Context-aware LLM extraction and controlled-vocabulary normalization of GEO transcriptomic sample metadata
Cet article présente un pipeline de grand modèle de langage déployable localement qui extrait et normalise les métadonnées transcriptomiques GEO non structurées en étiquettes à vocabulaire contrôlé pour le tissu, la condition et le traitement, atteignant une grande précision et surpassant de manière significative les méthodes de correspondance déterministes.
Article original sous licence CC BY 4.0 (https://creativecommons.org/licenses/by/4.0/). Ceci est une explication générée par l'IA d'un preprint qui n'a pas été évalué par des pairs. Ce n'est pas un avis médical. Ne prenez pas de décisions de santé basées sur ce contenu. Lire la clause de non-responsabilité complète
Les vastes archives de la biologie moderne contiennent des millions de clichés de la vie au niveau moléculaire, capturant la façon dont les gènes s'activent et se désactivent dans les cellules de personnes saines et de personnes malades. Ces archives, stockées dans des répertoires publics comme le Gene Expression Omnibus, sont destinées à être une bibliothèque partagée où les scientifiques peuvent rechercher des modèles à travers des milliers d'études. Cependant, l'utilité de cette bibliothèque est depuis longtemps entravée par un problème simple : les notes jointes à chaque échantillon sont écrites dans un mélange chaotique de langues humaines. Un chercheur pourrait décrire un échantillon comme « tumeur du sein », tandis qu'un autre écrit « carcinome mammaire », et un troisième utilise une abréviation cryptique qui n'a de sens que dans son laboratoire spécifique. Parce que ces descriptions sont non structurées et incohérentes, trouver tous les échantillons liés à une maladie ou un type de tissu spécifique revient à essayer de trouver un livre unique dans une bibliothèque où chaque titre serait écrit dans un dialecte différent et éparpillé sur les étagères.
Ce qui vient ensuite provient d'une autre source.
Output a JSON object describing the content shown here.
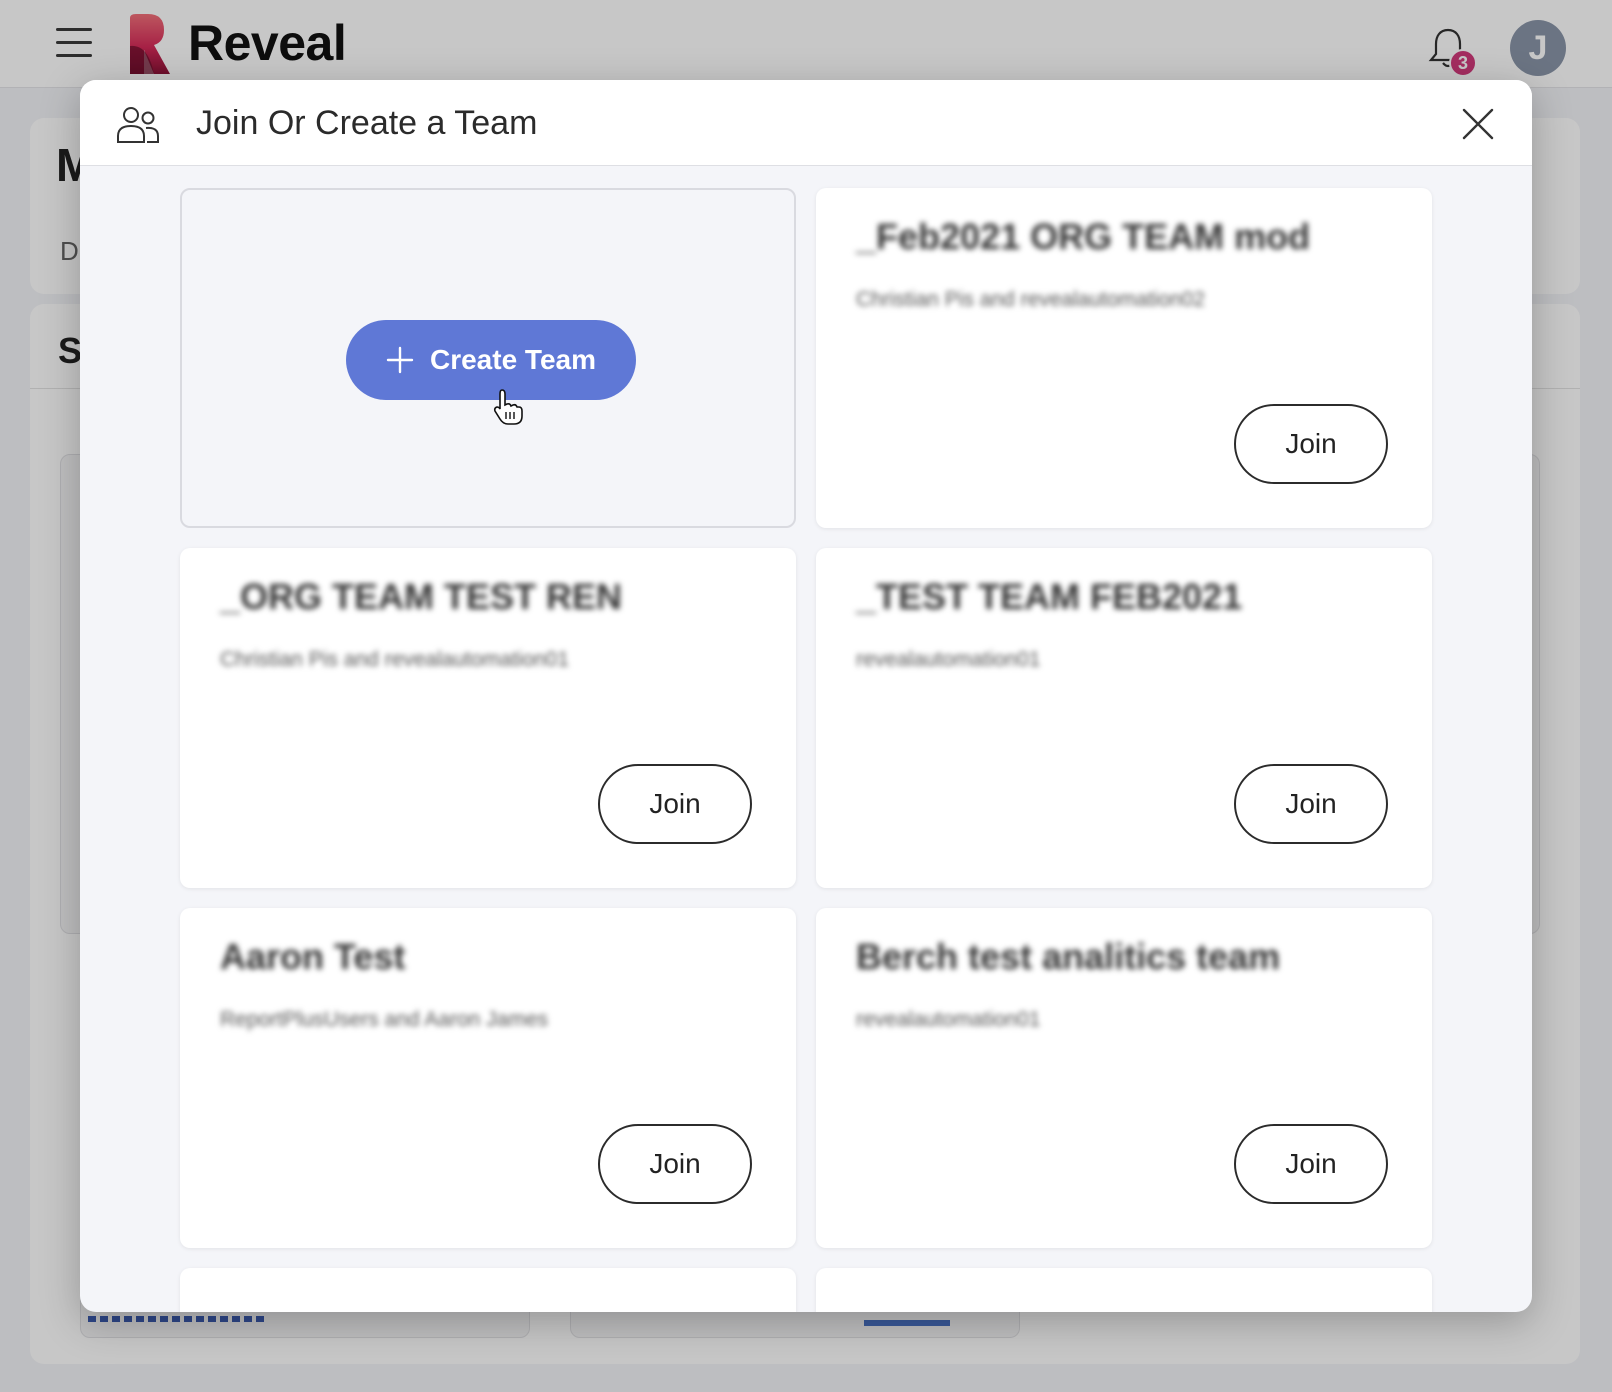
{
  "app": {
    "brand": "Reveal",
    "notification_count": "3",
    "avatar_initial": "J",
    "bg_title_letter": "M",
    "bg_subtitle_letter": "D",
    "bg_section_letter": "S"
  },
  "modal": {
    "title": "Join Or Create a Team",
    "create_label": "Create Team",
    "teams": [
      {
        "name": "_Feb2021 ORG TEAM mod",
        "members": "Christian Pis and revealautomation02",
        "join_label": "Join"
      },
      {
        "name": "_ORG TEAM TEST REN",
        "members": "Christian Pis and revealautomation01",
        "join_label": "Join"
      },
      {
        "name": "_TEST TEAM FEB2021",
        "members": "revealautomation01",
        "join_label": "Join"
      },
      {
        "name": "Aaron Test",
        "members": "ReportPlusUsers and Aaron James",
        "join_label": "Join"
      },
      {
        "name": "Berch test analitics team",
        "members": "revealautomation01",
        "join_label": "Join"
      }
    ]
  },
  "colors": {
    "accent": "#5f78d6",
    "badge": "#d23a7c",
    "avatar": "#8a95a8"
  }
}
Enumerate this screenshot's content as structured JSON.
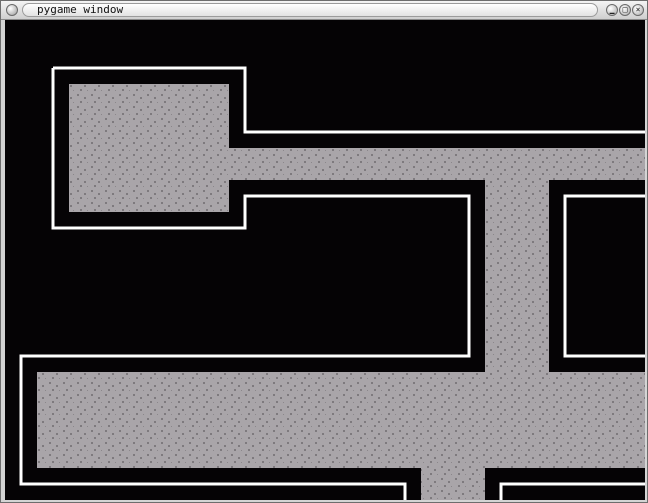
{
  "window": {
    "title": "pygame window",
    "menu_icon": "circle-menu-icon",
    "buttons": {
      "minimize_icon": "minimize-icon",
      "maximize_icon": "maximize-icon",
      "close_icon": "close-icon"
    }
  },
  "game": {
    "colors": {
      "background": "#050305",
      "floor": "#a9a5a9",
      "floor_speckle": "#7e7a7e",
      "wall_line": "#ffffff"
    }
  }
}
Pour résoudre cela, Mateusz Szczepaniak et Jonathan Wren, de l'Oklahoma Medical Research Foundation, ont construit un nouveau système qui agit comme un traducteur universel pour ces dossiers biologiques. Ils ont développé un pipeline d'intelligence artificielle tournant en local, conçu pour lire les notes textuelles désordonnées attachées à plus de 800 000 échantillons humains et les convertir en étiquettes propres et normalisées. Le système se concentre sur trois informations critiques : le tissu dont provient l'échantillon, l'état du patient ou de l'organisme, et tout traitement reçu par l'échantillon. Au lieu de simplement lire le texte, le système comprend le contexte de l'étude entière, ce qui lui permet de combler les détails manquants qu'une note isolée pourrait omettre. Une fois qu'il a extrait cette information, il lie chaque étiquette à un vocabulaire contrôlé, garantissant que « cancer du sein » et « tumeur mammaire » soient reconnus comme la même chose, tout en regroupant les termes qui n'ont pas encore de nom standard.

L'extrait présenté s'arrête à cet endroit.